Furthermore, this consideration extends to an awareness of potential biases embedded within LLMs. These biases may arise from the data on which the models were trained and can inadvertently influence the generated content. Acknowledging and addressing these biases is essential to prevent unintended discrimination or inequitable outcomes. Evaluating the impact of LLM-generated content within diverse contexts helps ensure that the technology is used responsibly and ethically, fostering a commitment to fairness and equity in the deployment of data science solutions.

To enhance interpretability, one can explore the application of chain-of-thought reasoning as a mechanism. This involves highlighting and recording the distinct steps the LLM took to produce the output. While not technically transparent, as each step generates its own LLM content, it can add a layer of explainability to the model, providing insights into its decision-making process and allowing maintainers to pinpoint where undesirable content entered the output.

10. Skills & training

GenAI is a dynamic field evolving at a rapid pace and lacking a definitive set of best practices.

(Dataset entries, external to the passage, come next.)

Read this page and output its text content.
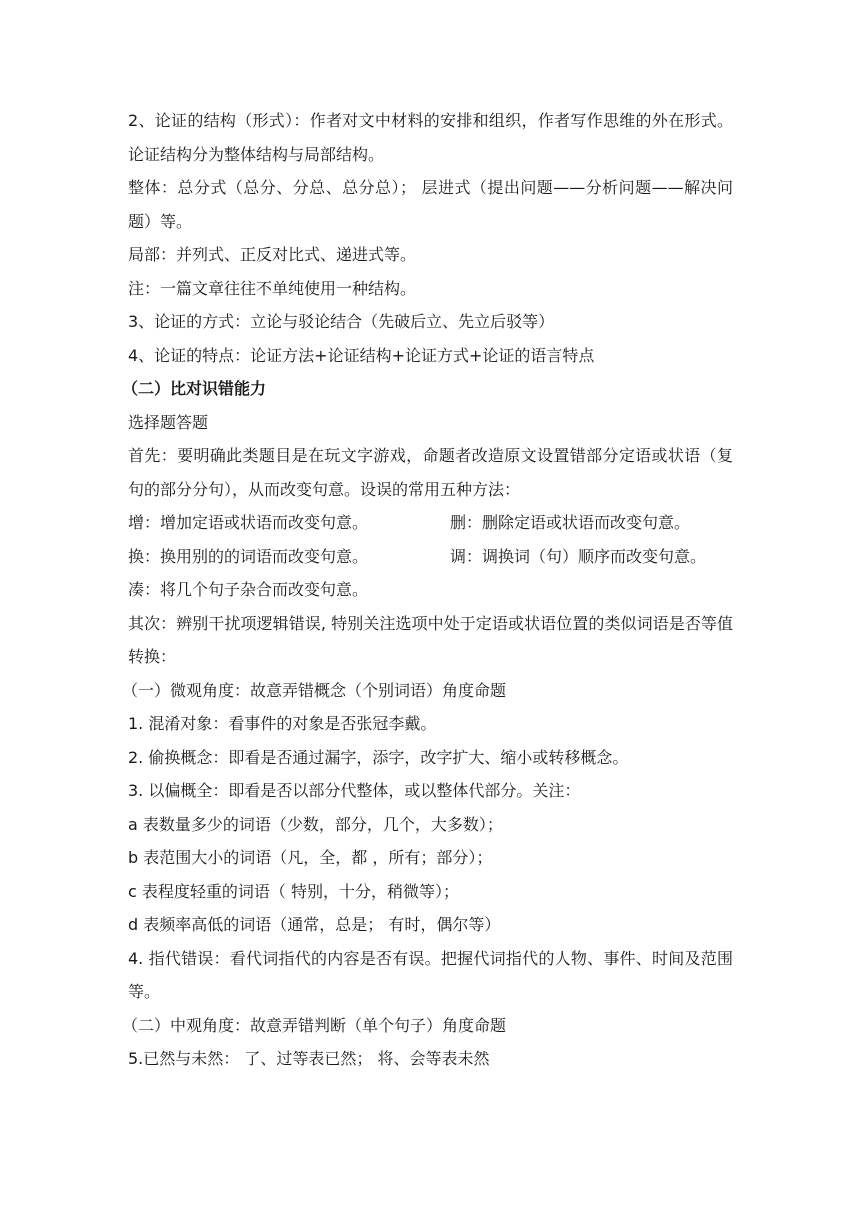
2、论证的结构（形式）：作者对文中材料的安排和组织，作者写作思维的外在形式。论证结构分为整体结构与局部结构。
整体：总分式（总分、分总、总分总）； 层进式（提出问题——分析问题——解决问题）等。
局部：并列式、正反对比式、递进式等。
注：一篇文章往往不单纯使用一种结构。
3、论证的方式：立论与驳论结合（先破后立、先立后驳等）
4、论证的特点：论证方法+论证结构+论证方式+论证的语言特点
（二）比对识错能力
选择题答题
首先：要明确此类题目是在玩文字游戏，命题者改造原文设置错部分定语或状语（复句的部分分句），从而改变句意。设误的常用五种方法：
增：增加定语或状语而改变句意。	删：删除定语或状语而改变句意。
换：换用别的的词语而改变句意。	调：调换词（句）顺序而改变句意。
凑：将几个句子杂合而改变句意。
其次：辨别干扰项逻辑错误, 特别关注选项中处于定语或状语位置的类似词语是否等值转换：
（一）微观角度：故意弄错概念（个别词语）角度命题
1. 混淆对象：看事件的对象是否张冠李戴。
2. 偷换概念：即看是否通过漏字，添字，改字扩大、缩小或转移概念。
3. 以偏概全：即看是否以部分代整体，或以整体代部分。关注：
a 表数量多少的词语（少数，部分，几个，大多数）；
b 表范围大小的词语（凡，全，都 ，所有；部分）；
c 表程度轻重的词语（ 特别，十分，稍微等）；
d 表频率高低的词语（通常，总是； 有时，偶尔等）
4. 指代错误：看代词指代的内容是否有误。把握代词指代的人物、事件、时间及范围等。
（二）中观角度：故意弄错判断（单个句子）角度命题
5.已然与未然： 了、过等表已然； 将、会等表未然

Keeping up with the latest research is crucial, requiring adaptability and a readiness to embrace emerging trends.

Starting with simple prompts in a secure environment, like a private LLM-powered chatbot, lays a solid foundation. Encouraging teams to create specific prompts tailored to their needs fosters a repository of ‘approved’ or ‘suggested’ prompts. Senior leaders should actively engage with LLMs in their daily routines, enabling them to make informed decisions about the technology.

Fine-tuning possesses challenges, with existing tools still in the early stages of maturity. Debugging and comprehending interactions between components demand time and patience, yet advancements are expected in this space. HuggingFace stands out as a crucial library to master, playing a pivotal role in navigating the complexities of GenAI.


In conclusion, as we brave the relatively new terrain of Gen AI, the key to success lies in a continuous cycle of experimentation, learning, and knowledge sharing. Deciphering the optimal methods for training, fine-tuning, and prompt usage resembles solving a puzzle—it’s challenging to nail down the perfect formula. Since hallucinations can occur and it’s challenging to ensure the accuracy of models, it’s important to include human verification in the results.

Our focus should extend to practical considerations, contemplating how to seamlessly integrate these models into real-world scenarios and weave them into our everyday workflows. This involves not only optimising their performance but also ensuring that the application of GenAI aligns with our existing processes, enhancing efficiency and usability. A thoughtful integration strategy becomes paramount to harness their full potential and contribute meaningfully to our daily operations.